Mayor Catherine Pugh (D-Baltimore) vetoed an increase in the city’s minimum wage on March 24. (Photo by Maryland GovPics; courtesy Wikimedia Commons)

Mayor Catherine Pugh (D-Baltimore). (Photo by Maryland GovPics; courtesy Wikimedia Commons)

In conversations with close friends, neighbors, business owners and faith leaders who live in Baltimore City, I have been asked to do what is best for Baltimore,” the mayor said in a letter addressed to the City Council.

The bill would have raised the minimum wage gradually up to $15 an hour in 2022 with exemptions for businesses with fewer than 50 employees. The small business exemptions would have elapsed in 2026.

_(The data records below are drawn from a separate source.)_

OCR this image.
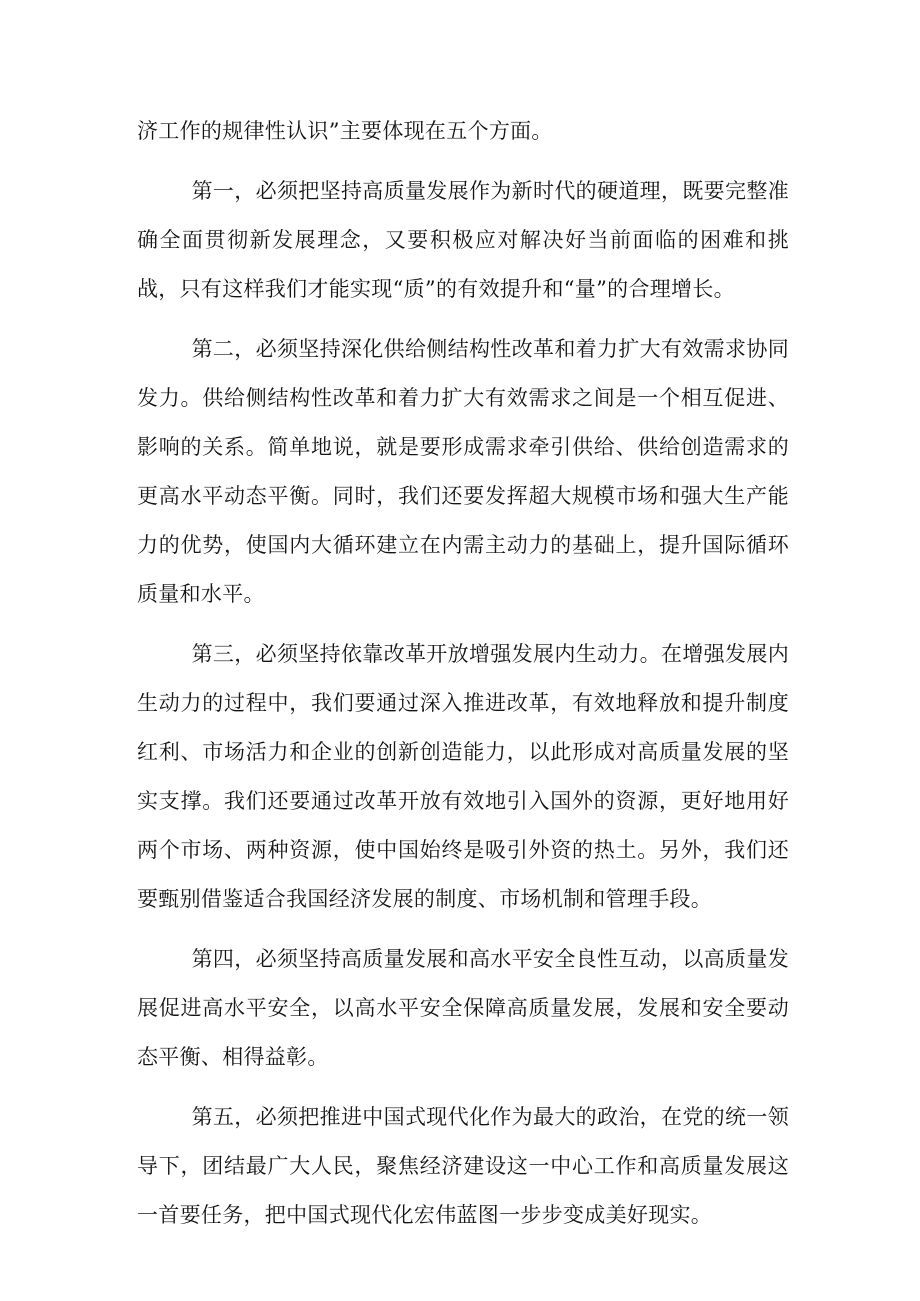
济工作的规律性认识”主要体现在五个方面。

第一，必须把坚持高质量发展作为新时代的硬道理，既要完整准确全面贯彻新发展理念，又要积极应对解决好当前面临的困难和挑战，只有这样我们才能实现“质”的有效提升和“量”的合理增长。

第二，必须坚持深化供给侧结构性改革和着力扩大有效需求协同发力。供给侧结构性改革和着力扩大有效需求之间是一个相互促进、影响的关系。简单地说，就是要形成需求牵引供给、供给创造需求的更高水平动态平衡。同时，我们还要发挥超大规模市场和强大生产能力的优势，使国内大循环建立在内需主动力的基础上，提升国际循环质量和水平。

第三，必须坚持依靠改革开放增强发展内生动力。在增强发展内生动力的过程中，我们要通过深入推进改革，有效地释放和提升制度红利、市场活力和企业的创新创造能力，以此形成对高质量发展的坚实支撑。我们还要通过改革开放有效地引入国外的资源，更好地用好两个市场、两种资源，使中国始终是吸引外资的热土。另外，我们还要甄别借鉴适合我国经济发展的制度、市场机制和管理手段。

第四，必须坚持高质量发展和高水平安全良性互动，以高质量发展促进高水平安全，以高水平安全保障高质量发展，发展和安全要动态平衡、相得益彰。

第五，必须把推进中国式现代化作为最大的政治，在党的统一领导下，团结最广大人民，聚焦经济建设这一中心工作和高质量发展这一首要任务，把中国式现代化宏伟蓝图一步步变成美好现实。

“I want you all to know that no one wants to see wages in our city, state and country increase more than I do,” the mayor said in the same letter. “I look forward to the statewide increase in the minimum wage to $10.10 that I fought so hard for in Annapolis as the Senate Majority Leader.”

In an AFL-CIO questionnaire she completed as a candidate, Pugh promised to sign a City Council bill raising the minimum wage, according to the Baltimore Brew.

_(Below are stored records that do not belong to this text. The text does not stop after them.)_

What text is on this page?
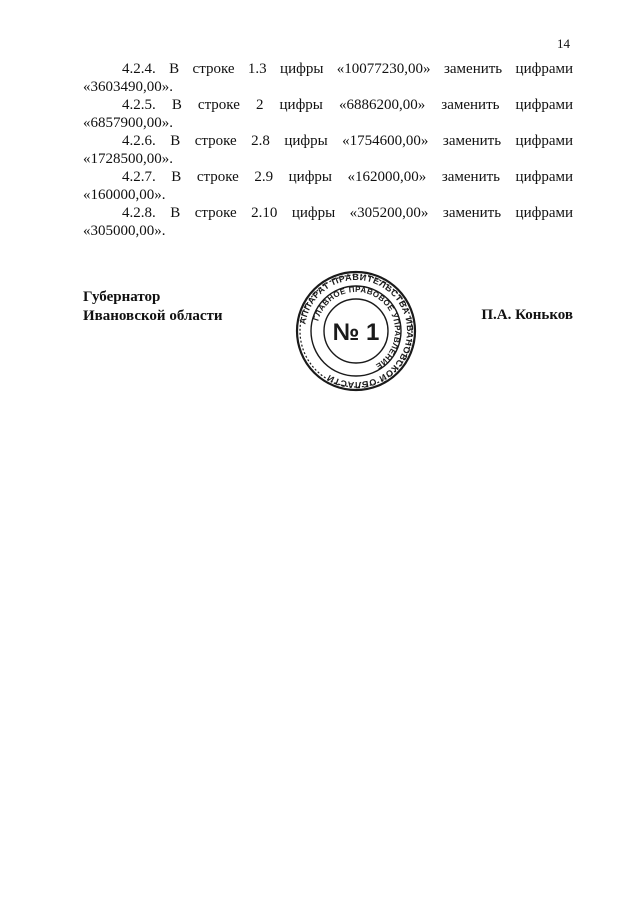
14

4.2.4. В строке 1.3 цифры «10077230,00» заменить цифрами

«3603490,00».

4.2.5. В строке 2 цифры «6886200,00» заменить цифрами

«6857900,00».

4.2.6. В строке 2.8 цифры «1754600,00» заменить цифрами

«1728500,00».

4.2.7. В строке 2.9 цифры «162000,00» заменить цифрами

«160000,00».

4.2.8. В строке 2.10 цифры «305200,00» заменить цифрами

«305000,00».

Губернатор
Ивановской области	АППАРАТ ПРАВИТЕЛЬСТВА ИВАНОВСКОЙ ОБЛАСТИ
ГЛАВНОЕ ПРАВОВОЕ УПРАВЛЕНИЕ
№ 1
П.А. Коньков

“I’m deeply shocked and disappointed,” said Mary Pat Clarke (D-District 14), the lead sponsor of the bill. “I had every reason to believe that the mayor would sign this bill when it arrived at her desk.”

This is the second such bill to be drafted by the City Council and the first to be passed by that body; the original did not survive a second reading. The council voted 12-3 to advance the bill to the mayor to be signed into law.

“We support this legislation,” Clarke said. “We would like to have the opportunity to have an override vote.”

The city council has the opportunity to override the mayor’s veto when it reconvenes on April 3, but will need 12 of its 15 members to support the veto.

Supporters of the wage increase called upon City Council President Bernard “Jack” Young to challenge the mayor’s decision and organize an override vote.

“Are you responsible to the mayor or the people of your district that still support this,” asked Ricarra Jones, chair of Raise Maryland and director of the Fight for $15 Baltimore Coalition.

Jones and other activists are planning a rally to be held at City Hall on April 3 at 4 p.m.

“This is a make-or-break issue for far too many people who won’t be able to pay their BGE, who won’t be able to pay their water bill, who could possibly get evicted and foreclosed on and possibly lose their homes, because we don’t have a living wage,” said Rev. Courtly “CD” Witherspoon, activist and president of the Baltimore Southern Christian Leadership Conference.

If a solution cannot be found with the city council or mayor’s office, Witherspoon is considering pushing for a referendum.

“I don’t have a plan at all to drop this issue,” Witherspoon said. “We hope that the mayor does the right thing. We hope that the city council holds the line. But if they don’t, we are going to do what we have to do to represent the interests of those union members and hardworking everyday people of this city.”